We grinned at each other.
Then I said, “Can I take a picture of you being SO unbelievably bored?” I grabbed my phone and took his picture. He howled with laughter. Then I showed him the picture and said: “This is you, bored out of your mind. Looks pretty fun, huh? Maybe we should try to get bored more often?” 😉
Ezra took my picture then as well, saying: “This is you being the most boring Mom a boy could ever have.” His undying fondness for me was oozing from his shining blue eyes.
From that moment on, we decided we rather fancied being bored.
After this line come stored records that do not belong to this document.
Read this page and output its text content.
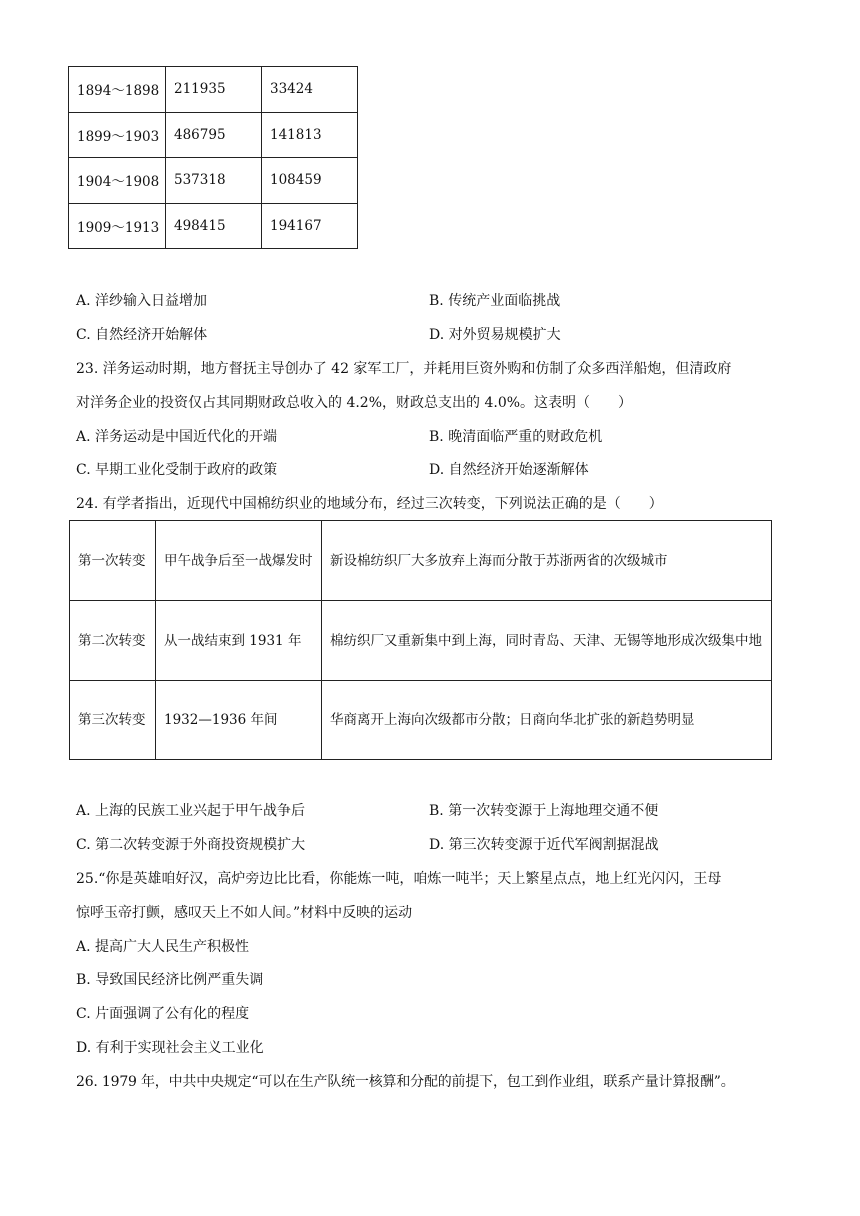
1894～1898	211935	33424
1899～1903	486795	141813
1904～1908	537318	108459
1909～1913	498415	194167
A. 洋纱输入日益增加	B. 传统产业面临挑战
C. 自然经济开始解体	D. 对外贸易规模扩大
23. 洋务运动时期，地方督抚主导创办了 42 家军工厂，并耗用巨资外购和仿制了众多西洋船炮，但清政府
对洋务企业的投资仅占其同期财政总收入的 4.2%，财政总支出的 4.0%。这表明（　　）
A. 洋务运动是中国近代化的开端	B. 晚清面临严重的财政危机
C. 早期工业化受制于政府的政策	D. 自然经济开始逐渐解体
24. 有学者指出，近现代中国棉纺织业的地域分布，经过三次转变，下列说法正确的是（　　）
第一次转变	甲午战争后至一战爆发时	新设棉纺织厂大多放弃上海而分散于苏浙两省的次级城市
第二次转变	从一战结束到 1931 年	棉纺织厂又重新集中到上海，同时青岛、天津、无锡等地形成次级集中地
第三次转变	1932—1936 年间	华商离开上海向次级都市分散；日商向华北扩张的新趋势明显
A. 上海的民族工业兴起于甲午战争后	B. 第一次转变源于上海地理交通不便
C. 第二次转变源于外商投资规模扩大	D. 第三次转变源于近代军阀割据混战
25.“你是英雄咱好汉，高炉旁边比比看，你能炼一吨，咱炼一吨半；天上繁星点点，地上红光闪闪，王母
惊呼玉帝打颤，感叹天上不如人间。”材料中反映的运动
A. 提高广大人民生产积极性
B. 导致国民经济比例严重失调
C. 片面强调了公有化的程度
D. 有利于实现社会主义工业化
26. 1979 年，中共中央规定“可以在生产队统一核算和分配的前提下，包工到作业组，联系产量计算报酬”。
I suppose we discovered the gem of not resisting it?
I mean how many times have the kids complained of being bored, usually invoking some fleeting mixture of irritation, futility and helplessness, imagining I was then supposed to think up something great for them to do, or generously remind them of their capacity for creative brilliance?
How fabulous instead to just be completely bored and boring and let this wild moment of fresh presence trample all over it.
How wondrous to remember the transformational power of simply allowing something to be. And to remember how easily a challenging dynamic can shift— with a little rapport, openhearted humor, and a refusal to insist that it shift.